Estate Planning & the Law

In past articles, we have explored various common misunderstandings relative to estate planning. Each of these myths has been repeatedly expressed by clients; thus, they are very typical of confusion that exists in the general public.

A constant source of confusion relates to wills.

The misunderstanding involves the scope of power of persons named in the will as personal representative (executors) over the decedent’s property.

A. A personal representative cannot distribute a decedent’s assets to themselves or to other beneficiaries until authorized by the court.

It is surprising how widespread is the belief that a will provides immediate authorization to distribute assets of an estate. The related erroneous conclusion is that if a person dies with a will, then probate is not required.

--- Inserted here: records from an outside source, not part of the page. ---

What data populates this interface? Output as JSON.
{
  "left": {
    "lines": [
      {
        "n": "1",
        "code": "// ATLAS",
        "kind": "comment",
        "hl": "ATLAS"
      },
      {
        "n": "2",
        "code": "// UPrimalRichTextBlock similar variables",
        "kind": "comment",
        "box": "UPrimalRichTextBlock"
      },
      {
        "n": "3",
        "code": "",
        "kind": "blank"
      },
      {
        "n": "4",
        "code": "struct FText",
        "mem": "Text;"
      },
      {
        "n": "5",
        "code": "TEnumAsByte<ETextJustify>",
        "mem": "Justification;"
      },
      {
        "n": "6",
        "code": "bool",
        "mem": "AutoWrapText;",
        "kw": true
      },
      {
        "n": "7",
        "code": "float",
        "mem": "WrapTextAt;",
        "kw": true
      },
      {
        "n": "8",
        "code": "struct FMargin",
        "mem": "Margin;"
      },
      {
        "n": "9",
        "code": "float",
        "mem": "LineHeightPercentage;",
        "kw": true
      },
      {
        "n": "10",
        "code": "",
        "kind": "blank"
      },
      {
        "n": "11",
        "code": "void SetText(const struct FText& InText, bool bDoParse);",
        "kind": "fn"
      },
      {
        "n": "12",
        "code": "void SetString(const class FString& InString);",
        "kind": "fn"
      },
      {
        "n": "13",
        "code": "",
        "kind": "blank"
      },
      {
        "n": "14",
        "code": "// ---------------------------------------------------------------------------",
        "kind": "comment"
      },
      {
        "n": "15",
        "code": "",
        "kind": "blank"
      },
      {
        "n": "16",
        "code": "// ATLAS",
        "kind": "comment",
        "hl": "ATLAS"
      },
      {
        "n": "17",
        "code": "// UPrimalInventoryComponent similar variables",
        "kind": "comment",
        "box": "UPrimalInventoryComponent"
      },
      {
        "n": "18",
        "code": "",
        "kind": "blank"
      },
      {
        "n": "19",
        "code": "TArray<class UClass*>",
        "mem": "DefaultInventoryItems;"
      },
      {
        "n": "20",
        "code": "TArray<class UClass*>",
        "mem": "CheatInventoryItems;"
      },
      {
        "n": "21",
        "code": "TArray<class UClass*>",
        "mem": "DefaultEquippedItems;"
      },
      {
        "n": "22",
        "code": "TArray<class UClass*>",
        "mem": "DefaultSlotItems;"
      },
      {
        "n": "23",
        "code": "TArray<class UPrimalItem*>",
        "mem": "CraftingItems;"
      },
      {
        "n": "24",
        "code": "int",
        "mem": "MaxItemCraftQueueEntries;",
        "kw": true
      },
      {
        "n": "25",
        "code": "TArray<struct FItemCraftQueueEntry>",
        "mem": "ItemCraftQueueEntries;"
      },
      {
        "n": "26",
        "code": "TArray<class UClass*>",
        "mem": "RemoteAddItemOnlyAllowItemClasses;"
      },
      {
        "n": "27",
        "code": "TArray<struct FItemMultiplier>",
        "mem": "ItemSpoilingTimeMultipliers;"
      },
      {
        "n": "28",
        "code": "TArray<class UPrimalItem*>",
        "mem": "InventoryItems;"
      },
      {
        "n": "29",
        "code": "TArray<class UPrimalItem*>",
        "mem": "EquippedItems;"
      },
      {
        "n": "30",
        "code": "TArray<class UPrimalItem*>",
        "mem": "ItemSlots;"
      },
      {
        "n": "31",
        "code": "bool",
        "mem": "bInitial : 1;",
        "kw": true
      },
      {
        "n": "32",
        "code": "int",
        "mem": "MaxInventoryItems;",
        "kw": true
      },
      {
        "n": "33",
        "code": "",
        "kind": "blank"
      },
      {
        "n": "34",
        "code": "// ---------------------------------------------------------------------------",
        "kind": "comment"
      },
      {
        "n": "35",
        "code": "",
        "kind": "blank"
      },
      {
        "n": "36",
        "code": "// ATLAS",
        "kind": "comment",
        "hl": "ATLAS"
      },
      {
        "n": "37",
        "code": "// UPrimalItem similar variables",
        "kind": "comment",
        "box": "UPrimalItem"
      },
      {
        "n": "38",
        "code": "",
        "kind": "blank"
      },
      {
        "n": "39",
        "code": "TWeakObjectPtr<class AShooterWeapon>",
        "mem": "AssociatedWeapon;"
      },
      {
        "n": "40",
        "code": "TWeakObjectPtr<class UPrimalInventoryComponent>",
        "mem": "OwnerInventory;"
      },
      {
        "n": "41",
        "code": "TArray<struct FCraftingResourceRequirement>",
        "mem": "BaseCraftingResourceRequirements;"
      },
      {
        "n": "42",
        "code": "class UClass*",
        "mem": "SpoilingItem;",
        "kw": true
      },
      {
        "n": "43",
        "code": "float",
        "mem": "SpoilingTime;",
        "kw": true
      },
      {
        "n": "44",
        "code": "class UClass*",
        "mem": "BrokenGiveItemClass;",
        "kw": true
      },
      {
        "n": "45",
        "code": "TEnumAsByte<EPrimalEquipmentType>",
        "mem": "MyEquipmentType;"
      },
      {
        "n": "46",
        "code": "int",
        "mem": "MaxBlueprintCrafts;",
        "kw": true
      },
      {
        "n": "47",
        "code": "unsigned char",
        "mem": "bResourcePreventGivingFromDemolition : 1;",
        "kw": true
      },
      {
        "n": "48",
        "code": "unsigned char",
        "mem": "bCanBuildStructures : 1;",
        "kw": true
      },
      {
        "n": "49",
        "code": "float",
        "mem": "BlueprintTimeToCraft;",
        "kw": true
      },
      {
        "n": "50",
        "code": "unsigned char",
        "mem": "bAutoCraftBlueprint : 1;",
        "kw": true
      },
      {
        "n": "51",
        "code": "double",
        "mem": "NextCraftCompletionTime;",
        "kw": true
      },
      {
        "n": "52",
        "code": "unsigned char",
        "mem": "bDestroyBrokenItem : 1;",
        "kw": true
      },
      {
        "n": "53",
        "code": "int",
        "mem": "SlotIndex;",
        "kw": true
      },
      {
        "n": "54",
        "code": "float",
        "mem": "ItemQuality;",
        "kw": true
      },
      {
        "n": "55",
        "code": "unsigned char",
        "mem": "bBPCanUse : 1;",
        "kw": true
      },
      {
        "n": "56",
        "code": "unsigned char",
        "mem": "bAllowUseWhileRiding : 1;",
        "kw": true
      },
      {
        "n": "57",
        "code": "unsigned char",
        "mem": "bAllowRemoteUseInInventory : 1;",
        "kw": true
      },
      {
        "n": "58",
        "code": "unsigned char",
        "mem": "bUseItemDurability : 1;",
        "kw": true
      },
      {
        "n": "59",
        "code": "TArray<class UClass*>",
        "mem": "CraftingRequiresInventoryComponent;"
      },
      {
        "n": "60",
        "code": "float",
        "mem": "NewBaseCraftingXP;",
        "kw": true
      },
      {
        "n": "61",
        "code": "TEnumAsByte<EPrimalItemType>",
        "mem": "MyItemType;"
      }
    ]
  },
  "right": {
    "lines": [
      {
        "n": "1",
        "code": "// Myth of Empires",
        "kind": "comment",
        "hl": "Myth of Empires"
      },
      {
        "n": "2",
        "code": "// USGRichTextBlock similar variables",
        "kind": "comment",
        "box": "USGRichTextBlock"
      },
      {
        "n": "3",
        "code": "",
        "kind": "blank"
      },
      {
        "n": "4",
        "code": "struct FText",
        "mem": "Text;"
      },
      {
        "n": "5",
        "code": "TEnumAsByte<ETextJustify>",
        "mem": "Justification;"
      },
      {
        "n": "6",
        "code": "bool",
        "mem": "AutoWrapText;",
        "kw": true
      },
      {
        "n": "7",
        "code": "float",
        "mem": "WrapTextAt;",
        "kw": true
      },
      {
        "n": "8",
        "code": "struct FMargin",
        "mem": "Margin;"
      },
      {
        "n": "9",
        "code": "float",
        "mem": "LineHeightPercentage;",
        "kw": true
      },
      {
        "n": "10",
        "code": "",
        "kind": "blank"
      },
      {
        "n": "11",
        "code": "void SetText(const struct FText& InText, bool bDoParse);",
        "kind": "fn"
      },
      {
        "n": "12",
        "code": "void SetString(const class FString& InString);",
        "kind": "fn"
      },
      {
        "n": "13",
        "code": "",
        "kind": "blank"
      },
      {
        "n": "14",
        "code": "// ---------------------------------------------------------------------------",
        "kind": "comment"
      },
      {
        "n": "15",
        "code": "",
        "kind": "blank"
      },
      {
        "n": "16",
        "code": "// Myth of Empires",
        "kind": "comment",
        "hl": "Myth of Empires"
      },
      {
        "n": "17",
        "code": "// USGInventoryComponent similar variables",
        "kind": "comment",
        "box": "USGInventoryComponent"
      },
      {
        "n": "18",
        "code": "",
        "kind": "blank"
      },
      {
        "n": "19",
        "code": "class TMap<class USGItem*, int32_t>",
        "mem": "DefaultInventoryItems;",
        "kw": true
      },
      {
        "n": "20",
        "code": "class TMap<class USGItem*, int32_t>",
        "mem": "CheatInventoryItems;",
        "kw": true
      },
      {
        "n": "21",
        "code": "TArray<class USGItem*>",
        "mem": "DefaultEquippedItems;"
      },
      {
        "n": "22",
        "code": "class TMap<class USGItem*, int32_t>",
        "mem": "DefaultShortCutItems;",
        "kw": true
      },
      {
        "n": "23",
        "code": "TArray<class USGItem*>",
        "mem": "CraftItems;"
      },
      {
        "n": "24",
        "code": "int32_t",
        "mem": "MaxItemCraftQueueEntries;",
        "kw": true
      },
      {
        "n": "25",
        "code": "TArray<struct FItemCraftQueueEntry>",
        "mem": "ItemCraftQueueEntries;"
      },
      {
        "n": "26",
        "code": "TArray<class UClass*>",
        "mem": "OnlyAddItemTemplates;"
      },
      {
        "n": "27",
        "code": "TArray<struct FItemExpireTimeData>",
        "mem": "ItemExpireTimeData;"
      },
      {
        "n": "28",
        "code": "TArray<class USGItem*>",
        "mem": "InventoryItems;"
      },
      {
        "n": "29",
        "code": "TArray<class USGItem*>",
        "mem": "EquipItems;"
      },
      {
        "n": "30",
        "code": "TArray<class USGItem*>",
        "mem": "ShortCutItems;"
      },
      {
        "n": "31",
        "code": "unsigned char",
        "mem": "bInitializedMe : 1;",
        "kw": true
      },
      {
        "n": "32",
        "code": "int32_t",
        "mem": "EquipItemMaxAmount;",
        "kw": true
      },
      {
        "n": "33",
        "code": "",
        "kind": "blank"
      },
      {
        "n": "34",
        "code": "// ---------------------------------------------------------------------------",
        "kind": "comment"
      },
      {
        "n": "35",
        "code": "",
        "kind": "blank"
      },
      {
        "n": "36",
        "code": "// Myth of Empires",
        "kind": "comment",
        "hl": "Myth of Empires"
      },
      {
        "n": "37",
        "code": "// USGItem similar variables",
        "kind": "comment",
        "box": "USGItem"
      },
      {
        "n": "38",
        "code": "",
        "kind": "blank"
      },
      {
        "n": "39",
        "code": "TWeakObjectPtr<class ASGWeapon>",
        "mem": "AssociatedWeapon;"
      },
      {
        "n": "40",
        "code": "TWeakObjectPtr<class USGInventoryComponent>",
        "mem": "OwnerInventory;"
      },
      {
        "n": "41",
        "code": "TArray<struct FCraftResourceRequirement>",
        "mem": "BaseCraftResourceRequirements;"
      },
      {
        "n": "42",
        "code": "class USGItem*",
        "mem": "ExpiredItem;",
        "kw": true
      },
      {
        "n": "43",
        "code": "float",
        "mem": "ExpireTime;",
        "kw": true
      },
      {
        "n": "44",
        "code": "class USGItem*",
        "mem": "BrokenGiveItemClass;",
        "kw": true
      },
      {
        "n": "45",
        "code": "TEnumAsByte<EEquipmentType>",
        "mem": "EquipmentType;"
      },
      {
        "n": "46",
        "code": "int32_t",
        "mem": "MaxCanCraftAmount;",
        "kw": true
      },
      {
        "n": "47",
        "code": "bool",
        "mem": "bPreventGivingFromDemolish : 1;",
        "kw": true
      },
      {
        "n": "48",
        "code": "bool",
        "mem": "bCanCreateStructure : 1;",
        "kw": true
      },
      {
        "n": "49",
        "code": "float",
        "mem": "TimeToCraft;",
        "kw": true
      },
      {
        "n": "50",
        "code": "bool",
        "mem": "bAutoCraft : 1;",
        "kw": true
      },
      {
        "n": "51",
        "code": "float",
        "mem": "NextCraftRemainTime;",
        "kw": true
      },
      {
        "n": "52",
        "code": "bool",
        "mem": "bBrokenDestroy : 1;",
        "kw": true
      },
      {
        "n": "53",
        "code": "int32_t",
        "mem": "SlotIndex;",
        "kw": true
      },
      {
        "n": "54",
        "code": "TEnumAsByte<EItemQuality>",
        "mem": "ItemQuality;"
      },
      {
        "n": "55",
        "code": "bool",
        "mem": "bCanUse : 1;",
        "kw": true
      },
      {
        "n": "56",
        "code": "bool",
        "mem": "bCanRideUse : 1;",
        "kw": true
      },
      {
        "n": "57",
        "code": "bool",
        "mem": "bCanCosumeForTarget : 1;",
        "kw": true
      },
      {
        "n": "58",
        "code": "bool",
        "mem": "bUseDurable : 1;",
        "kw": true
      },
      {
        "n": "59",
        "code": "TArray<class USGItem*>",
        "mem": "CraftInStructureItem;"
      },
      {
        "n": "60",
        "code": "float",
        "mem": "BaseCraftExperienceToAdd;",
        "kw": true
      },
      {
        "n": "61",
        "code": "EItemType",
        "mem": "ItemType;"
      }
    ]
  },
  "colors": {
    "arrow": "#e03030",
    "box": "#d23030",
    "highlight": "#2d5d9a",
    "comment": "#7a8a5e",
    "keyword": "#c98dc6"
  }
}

In fact, if a person has a will, that will and the distributions named therein, can only be made valid via order from the probate court. There are ways to avoid the probate process but just having a will does not accomplish that goal.

There are continuing misconceptions regarding what powers are held by a personal representative and when he can exercise them.

B. It is not true that once a person receives appointment as the personal representative from the probate court, that he can start distributing assets from the decedent’s estate.

This is just not the case. In fact, to do so would defeat the purpose of probate – that is oversight and control by the court. Probate fulfills the following purposes:

A. At death, the assets of the deceased are subject to control and monitoring by the court.

B. The court then begins the task of determining what the decedent’s wishes were for distribution and who was selected to administer the estate.

C. The court’s role is also to review the scope of the estate, define all assets in the estate and determine all debts of the estate.

D. Probate requires therefore a “Notice to Creditors” to enable preparation of a complete list of debts of the estate and to give each creditor the opportunity to be heard.

E. The court monitors any transfers, sales of assets or payments as the probate progresses. The personal representative is authorized to receive money and manage the assets of the estate, but he is not authorized to withdraw or transfer assets from the estate.

F. At the final hearing and after notice to interested parties, the court determines who should get distributions and what share goes to each person.

The entire probate process is structured to provide a court monitored handling of a decedent’s estate to insure that the wishes of that decedent are followed. This is also intended to prevent unauthorized distributions or “raids” on a decedent’s assets by improper persons.

Conclusion. Thus, it would evade the real purpose of probate if a personal representative could prematurely begin distributions without probate or prior to approval or direction by the Court.

Letters Testamentary authorize a personal representative to act for the estate, but they do not authorize distributions prior to court approval or final order.